1) Have you experienced a frozen HELOC?
2) Do you know others who have?

(17 votes, average: 4.88 out of 5)
It’s about time somebody did something! My brother had a HELOC that the bank put a freeze on. They were using the money to pay for some medical treatment for his wife and now that that money is gone, they are going into debt. It doesn’t seem fair as they make their loan payments regularly… Hopefully this help. Great post!
We have a HELOC, but it hasn’t gone into a freeze. Let’s just hope this ensures that doesn’t happen.
Joe that is really sad. When I look at our situation it seems minimal compared to this. We took out the HELOC to fix up our house and add a room for the new baby. I hope things get better for your brother and his wife.
–Janice
“Lenders can’t generalize the freeze of HELOCs for ‘broad geographic areas’”
So basically before this, the bank could freeze any one’s HELOC in a specific area if the values are dropping, no matter what the individual situation?
That just doesn’t seem right and it’s a horrifying reality for all of us living in California. Everyone knows the values are dropping here.
I had a HELOC that was frozen in February of 2008. I was using this HELOC to fix a property that I bought last year and was DEAD IN THE MIDDLE OF the project. I had just finished demolition of pretty much the whole houe and started new construction. They froze the HELOC at the worst time possible. Because of this, I have had to suck all my savings to keep the project going so that could finish it. But it dragged out the project till now, where Im still not finished. This is when I have already drained my entire 401K, Savings, sold all my stocks and borrowed about $30k from my family! I missed payments on my primary residence and this house both last month!
If I knew that thy would freeze the HELOC, I would have NEVER started the project and instead just rented that house as it was, and its rent would have come close to covering the payments!
Craig: Well, at the time of the freezes, it seemed as if lenders were doing so on quite a broad generalization. It seemed as if the on-time credible consumers were getting sucked into the mix simply because they were in an area deemed a “declining market”.
As you have read, and from the stories I have heard - its the counterproductive effect that these Freezes have had that really irritate. The whole point of freezing a HELOC is to avoid further risk, but those in medical debt trouble or in the middle of home repairs stand to suffer severely. As a result, they are stuck in this financial bind ONLY because they have had their HELOCs frozen.
I understand the point in freezing HELOCs because of declining equity - what I don’t understand is when you end up putting consumers at risk BECAUSE of this freeze.

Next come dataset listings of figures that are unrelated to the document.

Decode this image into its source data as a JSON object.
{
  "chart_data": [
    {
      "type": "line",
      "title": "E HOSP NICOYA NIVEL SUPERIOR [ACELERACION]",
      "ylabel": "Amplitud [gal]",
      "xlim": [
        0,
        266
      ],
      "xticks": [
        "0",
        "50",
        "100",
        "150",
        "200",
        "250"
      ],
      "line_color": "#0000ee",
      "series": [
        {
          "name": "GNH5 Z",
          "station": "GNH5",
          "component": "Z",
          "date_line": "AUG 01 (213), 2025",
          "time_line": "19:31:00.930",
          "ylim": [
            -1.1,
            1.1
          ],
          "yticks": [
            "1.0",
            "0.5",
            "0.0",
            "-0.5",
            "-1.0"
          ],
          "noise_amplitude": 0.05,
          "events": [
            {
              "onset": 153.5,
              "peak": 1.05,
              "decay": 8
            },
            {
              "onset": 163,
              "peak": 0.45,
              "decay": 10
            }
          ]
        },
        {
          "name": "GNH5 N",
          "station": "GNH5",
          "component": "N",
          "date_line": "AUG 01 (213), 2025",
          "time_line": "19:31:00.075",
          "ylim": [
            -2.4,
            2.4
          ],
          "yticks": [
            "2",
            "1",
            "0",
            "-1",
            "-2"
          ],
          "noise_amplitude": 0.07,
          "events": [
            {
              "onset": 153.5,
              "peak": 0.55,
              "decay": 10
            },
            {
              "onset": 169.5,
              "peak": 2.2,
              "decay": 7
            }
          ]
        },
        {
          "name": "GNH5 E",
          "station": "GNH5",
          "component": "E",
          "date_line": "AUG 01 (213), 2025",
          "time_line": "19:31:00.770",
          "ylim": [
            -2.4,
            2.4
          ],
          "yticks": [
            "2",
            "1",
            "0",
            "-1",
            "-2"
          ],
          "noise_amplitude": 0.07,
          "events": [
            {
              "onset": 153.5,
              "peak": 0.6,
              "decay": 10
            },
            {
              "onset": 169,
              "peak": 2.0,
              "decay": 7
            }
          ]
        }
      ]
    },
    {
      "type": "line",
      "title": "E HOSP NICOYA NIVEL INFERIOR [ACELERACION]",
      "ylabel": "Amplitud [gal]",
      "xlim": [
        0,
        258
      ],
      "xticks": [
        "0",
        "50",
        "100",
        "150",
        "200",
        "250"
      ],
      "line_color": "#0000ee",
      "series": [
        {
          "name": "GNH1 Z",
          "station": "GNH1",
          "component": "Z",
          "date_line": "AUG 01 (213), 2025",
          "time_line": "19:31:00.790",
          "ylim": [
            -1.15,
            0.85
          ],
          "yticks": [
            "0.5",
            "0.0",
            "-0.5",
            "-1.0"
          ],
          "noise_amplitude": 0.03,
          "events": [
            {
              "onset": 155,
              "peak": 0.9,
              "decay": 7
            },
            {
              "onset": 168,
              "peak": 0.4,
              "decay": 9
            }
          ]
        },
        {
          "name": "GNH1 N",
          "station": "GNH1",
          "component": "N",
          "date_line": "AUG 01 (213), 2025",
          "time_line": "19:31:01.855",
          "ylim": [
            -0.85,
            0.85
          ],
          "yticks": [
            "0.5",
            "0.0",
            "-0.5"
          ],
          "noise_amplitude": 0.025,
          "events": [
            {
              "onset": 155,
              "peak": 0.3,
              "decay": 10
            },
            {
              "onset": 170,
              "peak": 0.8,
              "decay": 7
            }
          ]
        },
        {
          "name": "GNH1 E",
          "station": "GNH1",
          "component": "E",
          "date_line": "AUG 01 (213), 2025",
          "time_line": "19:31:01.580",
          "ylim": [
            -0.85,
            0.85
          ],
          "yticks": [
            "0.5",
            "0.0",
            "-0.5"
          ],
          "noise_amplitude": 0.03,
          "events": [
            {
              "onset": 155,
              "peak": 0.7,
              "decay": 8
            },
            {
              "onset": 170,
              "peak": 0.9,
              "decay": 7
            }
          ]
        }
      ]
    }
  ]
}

Ali: Thanks for sharing with us Ali. This is a severe example of the kind of trouble these HELOC freezes have caused. There has to be a better way of limiting the lender’s risk, and unfortunately freezing a HELOC so freely can often lead to consequences like yours.
Ali, I frequent a website http://www.consumerist.com - they are an internet website where consumers fight back. Their tag line and motto is “Shoppers Bite Back”. I know during the initial freezes in the beginning of 2008, many people submitted their stories to them. I suggest you let them know your situation and what you have gone through. Occasionally, they produce tremendous results because of their online following and community of consumers who have had similar experiences.
Ali, I know your troubles aren’t over yet - so I really hope you the best of luck. It’s an unfortunate situation, but there are countless people who have since suffered in a similar fashion. Again, thanks for sharing your personal story with us.